Thursday, May 22, 2008

Let it be said though that I liked Land of the Dead, I don't care what the rest of the interweb says.

Have you ever noticed that zombie movies all take place in a universe WITHOUT zombie movies? It's as though zombies are a completely foreign concept to anyone who stumbles across one. It never clicks in anyone's mind that 'Hey! I've seen shit like this before on the TV!'

Wait, that's not entirely true. If it's a zombie movie with a bit of comedy, then you can acknowledge that zombies are in movies.

Of course this has nothing to do with anything else. Just one of those things that sticks in my head after watching Diary of the Dead, aka George A. Romero's Diary of the Dead. That's important, it's a Romero zombie movie.

This time, rather than taking on racial stereotypes or consumerism or militarism or corporate greed, we're attacking...YouTube. And blogs. And this 24 hour information overload society. Ok. Fine. I agree that this whole 'everyone's opinion matters and should be shoved online' thing might be a bad idea. I'll also readily admit that I'm a part of the problem. I have a Myspace, a LiveJournal, this blog, a Facebook, I use Twitter, I post pictures from my camera phone to another blog. I make my vacation photos available online via Picasa. And you know what else? I'll be the first to admit that nothing I do online matters to anyone else. More people come here from the Google looking for the pictures I've posted than for anything I have to say. I'd get a lot more attention if I were posting pictures of Scarlett Johansson naked.

Where was I going with that?

Ok, right, Diary of the Dead is about a handful of kids and an old drunk professor trying to survive in a world over run by zombies. Chronologically speaking, in the Romero zomb-iverse (I just made that up, you like it? Feel free to use it yourself), this takes place at about the same time as Night of the Living Dead. It's right at the beginning of the outbreak. Luckily though, these kids are all student film makers, so they have the most important thing to have in a zombie attack, a camera! As soon as the zombies see that, they get all self-conscious and start primping and worrying about the extra ten pounds that the camera puts on, so they have to rip out there guts to shed the weight, but then their guts are all over the ground and they start tripping over them and falling down. Then they start chasing each other, and then they're chasing the people and then the people are chasing the zombies and suddenly it turns into a Benny Hill skit.

I made that last part up. It may as well have though. At least that would have been unexpected. Instead, you have a fairly by-the-numbers zombie movie. And if anyone else had made it, this would be an entirely different article. But this is a Romero zombie movie. It's held to a different standard. Romero isn't just a director of zombie movies, he's a brand name. Romero is Pepsi to Sam's Choice Cola, he's Kraft Macaroni and Cheese to Kroger Brand Mac N' Cheese. It's a different standard. And when held to that standard, Diary withers.

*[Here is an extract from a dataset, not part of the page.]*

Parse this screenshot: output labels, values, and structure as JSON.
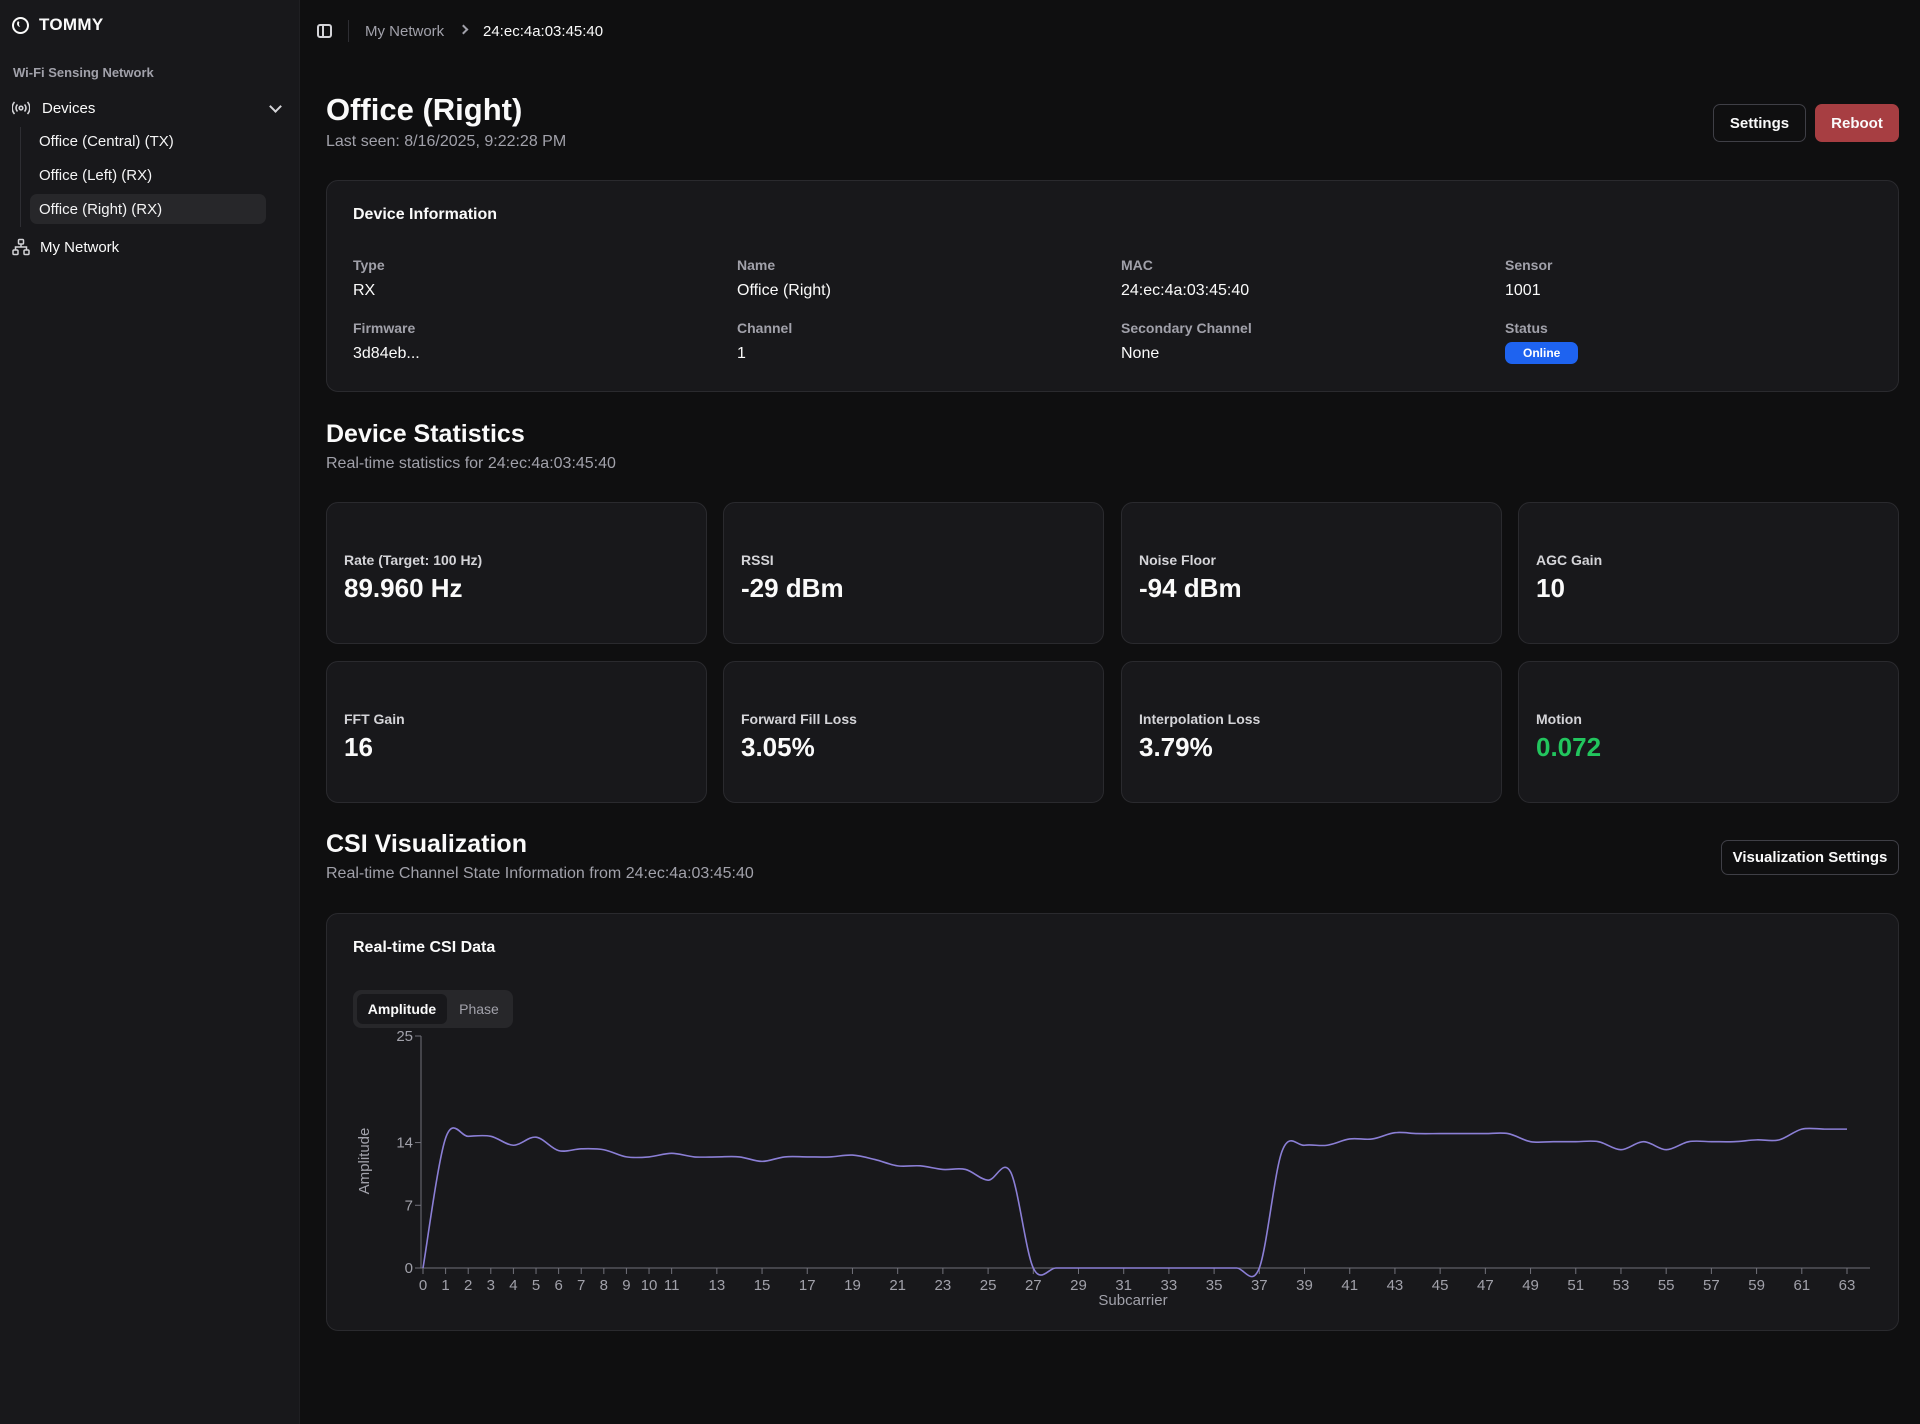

The characters are shallow and underdeveloped. No one has a back story. Tony is the angry young man because he's from Brooklyn. Eliot is the technology nerd, you can tell because of his glasses. Everyone is just a poorly developed stereotype. At one point, our Scooby Gang gets stopped. By 3 angry black men. With guns. It wouldn't have been so annoying, and mildly racist, if the scene had been necessary. But, in looking back, if the whole time the were with them had been cut out, the movie would hardly have been effected. The only minorities in the movie are thrilled that they're in power now that everyone else who had the power before left! They didn't earn it. They weren't the ones who kept cool and gathered supplies and came to be respected for their foresight and ability to handle pressure. No, they stumbled into it.

This is the kind of social commentary that Romero gives us in 2008? And, what is he even trying to say about YouTube and the 'information age'? The heroes are the cameramen. This isn't exactly a vilification. The director takes time out to upload some footage to MySpace, and while he gets yelled at briefly for taking the time to do it, he's not shunned or cast out for it either.

And am I the only one that's already sick of this whole 'video taping it ourselves', 'this is the recovered footage' style of film making that's cropped up? The Blair Witch Project was original and Cloverfield was well done...but now, after 3 movies, I'm done. How much variety can you get out of the concept? How many different reasons can you have for some group of kids to have a camera ready to go when all hell breaks loose?

From any other director, this would have been a fun movie. There'd be no afterthought to it. You'd watch it, think, that wasn't bad and move on with life. But, like I said, it's held to a different standard because of the director. So, Diary of the Dead gets 6 eyeballs exploding after having a defibrulator discharged against the zombie's heads out of 10.